The company I work for recently sent out two emails to all caregivers. In two fell swoops, those emails demolished my last remaining feelings of loyalty. This is not a company I want to work for. They are icky. Paul says any other company offering entry-level work would be just as bad, but if that’s the case I’d rather find something that’s just as bad but without the constant calls to fill shifts.
The decision now is how to proceed. Because even though my intention is to leave the company rather than to try to get them to stop being unfair and stupid, I still don’t want to leave either of my two main clients. One of them I could leave with very little discomfort for either of us, but I’m happy and comfortable working for him now, so I’d prefer not to leave if I’m going to be working for the other client anyway. The other client, I feel like I CAN’T leave. I know I literally could, but it would be so, so, so much better, for me and for her, if it didn’t have to happen.
If I could have things exactly as I wanted them, this is how I’d want them:
1. I’d continue with my usual schedule, with just these two clients.
2. I’d be called to fill shifts ONLY for these two clients, no other clients.
3. I’d be taken off the texting list, so I’d no longer have to pay per text to receive multiple bulk-sent texts per day asking for people to “step up” and take shifts.
4. When my favorite client no longer needs me, I’d leave.

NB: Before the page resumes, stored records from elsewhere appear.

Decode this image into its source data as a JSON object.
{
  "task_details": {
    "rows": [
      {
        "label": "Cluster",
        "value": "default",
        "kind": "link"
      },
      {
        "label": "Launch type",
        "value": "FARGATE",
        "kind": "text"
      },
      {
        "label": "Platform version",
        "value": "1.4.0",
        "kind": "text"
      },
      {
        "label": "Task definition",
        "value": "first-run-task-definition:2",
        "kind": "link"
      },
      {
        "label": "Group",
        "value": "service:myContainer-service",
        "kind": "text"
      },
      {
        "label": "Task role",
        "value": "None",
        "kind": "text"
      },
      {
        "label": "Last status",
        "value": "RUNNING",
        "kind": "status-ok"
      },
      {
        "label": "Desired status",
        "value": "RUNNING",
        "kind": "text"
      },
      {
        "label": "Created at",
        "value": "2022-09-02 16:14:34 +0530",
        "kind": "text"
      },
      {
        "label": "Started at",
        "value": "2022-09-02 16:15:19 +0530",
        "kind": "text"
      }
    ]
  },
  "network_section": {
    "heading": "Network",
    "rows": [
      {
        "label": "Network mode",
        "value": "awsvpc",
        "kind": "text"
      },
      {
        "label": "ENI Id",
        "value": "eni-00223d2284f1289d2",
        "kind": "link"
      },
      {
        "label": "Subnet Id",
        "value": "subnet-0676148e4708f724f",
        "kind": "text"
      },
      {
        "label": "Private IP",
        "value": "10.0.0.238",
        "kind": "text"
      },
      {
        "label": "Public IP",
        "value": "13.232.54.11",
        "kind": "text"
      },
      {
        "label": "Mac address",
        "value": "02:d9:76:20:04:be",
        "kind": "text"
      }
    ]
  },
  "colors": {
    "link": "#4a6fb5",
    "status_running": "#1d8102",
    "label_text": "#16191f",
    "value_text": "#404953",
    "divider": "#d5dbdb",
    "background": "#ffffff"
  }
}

5. The knowledge that I am staying only for the clients and not for the company, and only until the clients no longer need me, would free my mind to stop having mental arguments about everything my supervisors are doing wrong. The dramatic decrease in one of my least favorite parts of the job (getting continually asked to work extra shifts) would dramatically increase my job satisfaction levels / decrease my stress levels.

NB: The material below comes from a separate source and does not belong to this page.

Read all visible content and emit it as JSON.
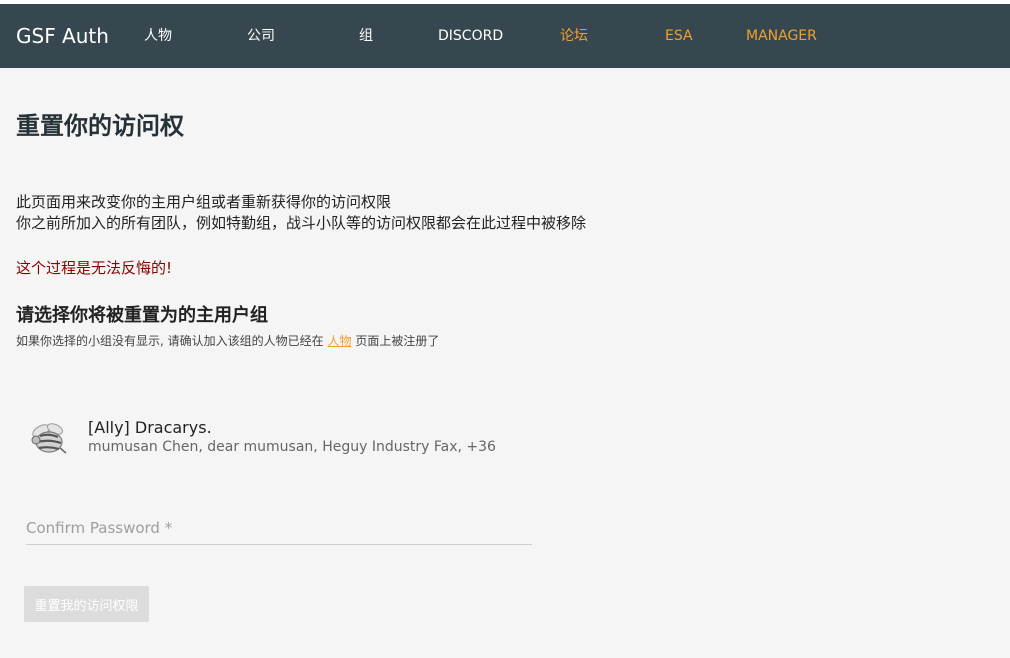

6. All of this would be accomplished with no explanations or confrontations or discussions.
I can have the first four, I believe. The fifth one is a hope, but we won’t know until we try. The sixth is the one I can’t have. If I want them to stop calling me and stop sending me to new clients, I have to tell them so.

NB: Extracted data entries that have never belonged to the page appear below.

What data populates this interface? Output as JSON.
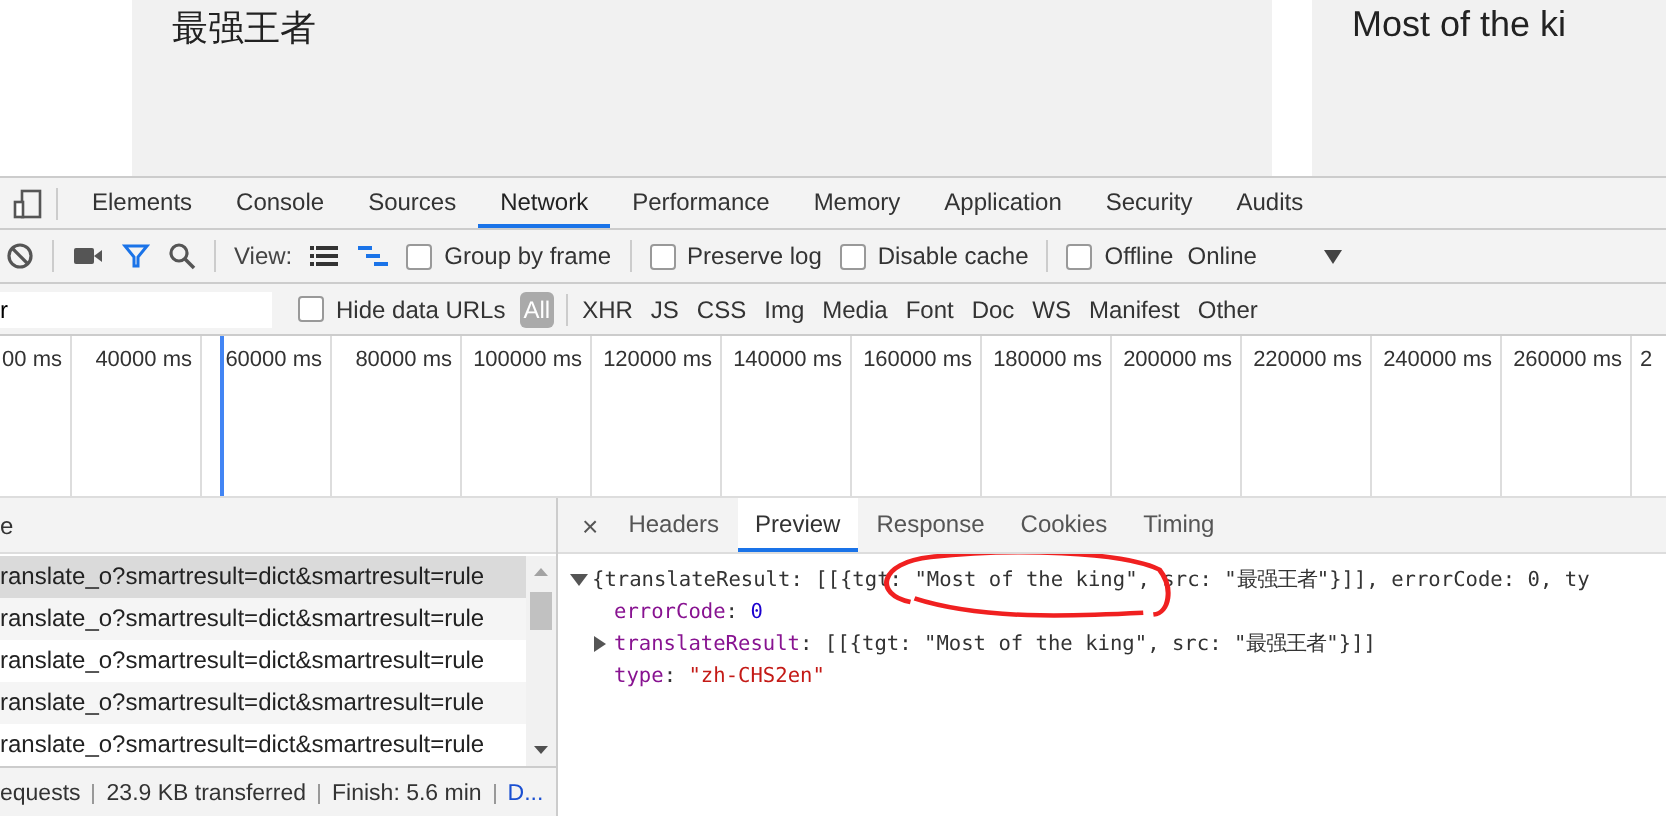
{
  "page": {
    "cards": [
      {
        "text": "最强王者"
      },
      {
        "text": "Most of the ki"
      }
    ]
  },
  "devtools": {
    "tabs": [
      {
        "label": "Elements",
        "selected": false
      },
      {
        "label": "Console",
        "selected": false
      },
      {
        "label": "Sources",
        "selected": false
      },
      {
        "label": "Network",
        "selected": true
      },
      {
        "label": "Performance",
        "selected": false
      },
      {
        "label": "Memory",
        "selected": false
      },
      {
        "label": "Application",
        "selected": false
      },
      {
        "label": "Security",
        "selected": false
      },
      {
        "label": "Audits",
        "selected": false
      }
    ],
    "toolbar": {
      "filter_on": true,
      "view_label": "View:",
      "views": [
        {
          "kind": "list",
          "selected": false
        },
        {
          "kind": "waterfall",
          "selected": true
        }
      ],
      "checkbox_groups": [
        [
          {
            "label": "Group by frame",
            "checked": false
          }
        ],
        [
          {
            "label": "Preserve log",
            "checked": false
          },
          {
            "label": "Disable cache",
            "checked": false
          }
        ],
        [
          {
            "label": "Offline",
            "checked": false
          }
        ]
      ],
      "throttle": "Online"
    },
    "filter_bar": {
      "filter_value": "r",
      "hide_data_urls": {
        "label": "Hide data URLs",
        "checked": false
      },
      "types": [
        {
          "label": "All",
          "selected": true
        },
        {
          "label": "XHR",
          "selected": false
        },
        {
          "label": "JS",
          "selected": false
        },
        {
          "label": "CSS",
          "selected": false
        },
        {
          "label": "Img",
          "selected": false
        },
        {
          "label": "Media",
          "selected": false
        },
        {
          "label": "Font",
          "selected": false
        },
        {
          "label": "Doc",
          "selected": false
        },
        {
          "label": "WS",
          "selected": false
        },
        {
          "label": "Manifest",
          "selected": false
        },
        {
          "label": "Other",
          "selected": false
        }
      ]
    },
    "timeline": {
      "ticks": [
        "00 ms",
        "40000 ms",
        "60000 ms",
        "80000 ms",
        "100000 ms",
        "120000 ms",
        "140000 ms",
        "160000 ms",
        "180000 ms",
        "200000 ms",
        "220000 ms",
        "240000 ms",
        "260000 ms",
        "2"
      ]
    },
    "requests": {
      "column": "e",
      "rows": [
        {
          "name": "ranslate_o?smartresult=dict&smartresult=rule",
          "selected": true
        },
        {
          "name": "ranslate_o?smartresult=dict&smartresult=rule",
          "selected": false
        },
        {
          "name": "ranslate_o?smartresult=dict&smartresult=rule",
          "selected": false
        },
        {
          "name": "ranslate_o?smartresult=dict&smartresult=rule",
          "selected": false
        },
        {
          "name": "ranslate_o?smartresult=dict&smartresult=rule",
          "selected": false
        }
      ]
    },
    "status_bar": [
      {
        "text": "equests",
        "kind": "text"
      },
      {
        "text": "23.9 KB transferred",
        "kind": "text"
      },
      {
        "text": "Finish: 5.6 min",
        "kind": "text"
      },
      {
        "text": "D...",
        "kind": "link"
      }
    ],
    "detail": {
      "close": "×",
      "tabs": [
        {
          "label": "Headers",
          "selected": false
        },
        {
          "label": "Preview",
          "selected": true
        },
        {
          "label": "Response",
          "selected": false
        },
        {
          "label": "Cookies",
          "selected": false
        },
        {
          "label": "Timing",
          "selected": false
        }
      ],
      "preview": [
        {
          "kind": "node",
          "expanded": true,
          "parts": [
            {
              "kind": "plain",
              "text": "{translateResult: [[{tgt: "
            },
            {
              "kind": "plain",
              "text": "\"Most of the king\",",
              "circled": true
            },
            {
              "kind": "plain",
              "text": " src: \"最强王者\"}]], errorCode: 0, ty"
            }
          ]
        },
        {
          "kind": "leaf",
          "parts": [
            {
              "kind": "key",
              "text": "errorCode"
            },
            {
              "kind": "plain",
              "text": ": "
            },
            {
              "kind": "number",
              "text": "0"
            }
          ]
        },
        {
          "kind": "node",
          "expanded": false,
          "parts": [
            {
              "kind": "key",
              "text": "translateResult"
            },
            {
              "kind": "plain",
              "text": ": [[{tgt: \"Most of the king\", src: \"最强王者\"}]]"
            }
          ]
        },
        {
          "kind": "leaf",
          "parts": [
            {
              "kind": "key",
              "text": "type"
            },
            {
              "kind": "plain",
              "text": ": "
            },
            {
              "kind": "string",
              "text": "\"zh-CHS2en\""
            }
          ]
        }
      ]
    }
  }
}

Whenever I turn my mind to the issue, my first thought is, “This is not even hard: all I have to do is explain it and tell them those first four things. Ta da!” But then I start to try to write the email, and I get stuck. It only seems easy until I try to write the next word after “Dear Supervisor,”.
There are so many options for how much and what kind of WHY, and so many options for how to say it. I could go with an “It’s not you, it’s me” explanation, but that’s so unsatisfying. On the other hand, it kind of IS me, insofar as “I can see other people are willing/forced to put up with something I hate, but I am not” is “me”.
I could go with a mild “It’s you, and here is why” explanation, but I believe in this case, with the particular people involved, this would lead to further pointless and frustrating discussions. Like when you’re trying to break up with someone and they keep wanting to discuss it, acting as if they just want to understand / fix things, but actually wanting to demonstrate how reasonable/easy they are, and to explain to you why you’re wrong about everything and there’s clearly something wrong with you.
I could hit reply on one of the recent awful emails, and start with “I have recently come to a decision about…,” without referring to the email itself, but letting the implication stand.
I could leave it as explanation-free as possible, basically saying the four things that I want, not saying why, and saying I hope this will work for them. It’s still hard to figure out the first word after the salutation. …Actually, what if I started just as I started here: “If I could have things exactly as I wanted them, this is how I’d want them”? And then edited the four items to be more neutral (removing the reference to how much I hate the term “step up,” for example), but left them in a list just like that? I also might want to edit #4, so that I’m not promising to stay even if this goes on for years and years and other circumstances change. Hm. That has potential.
There is also the option of NOT telling them. I could just keep saying no to all other clients (“Oh, no thanks—I’m really happy with my schedule right now”), and volunteering to take fill-in shifts with these two clients. This would give me #1, half of #2, #4, possibly I’d still get part of #5, and #6.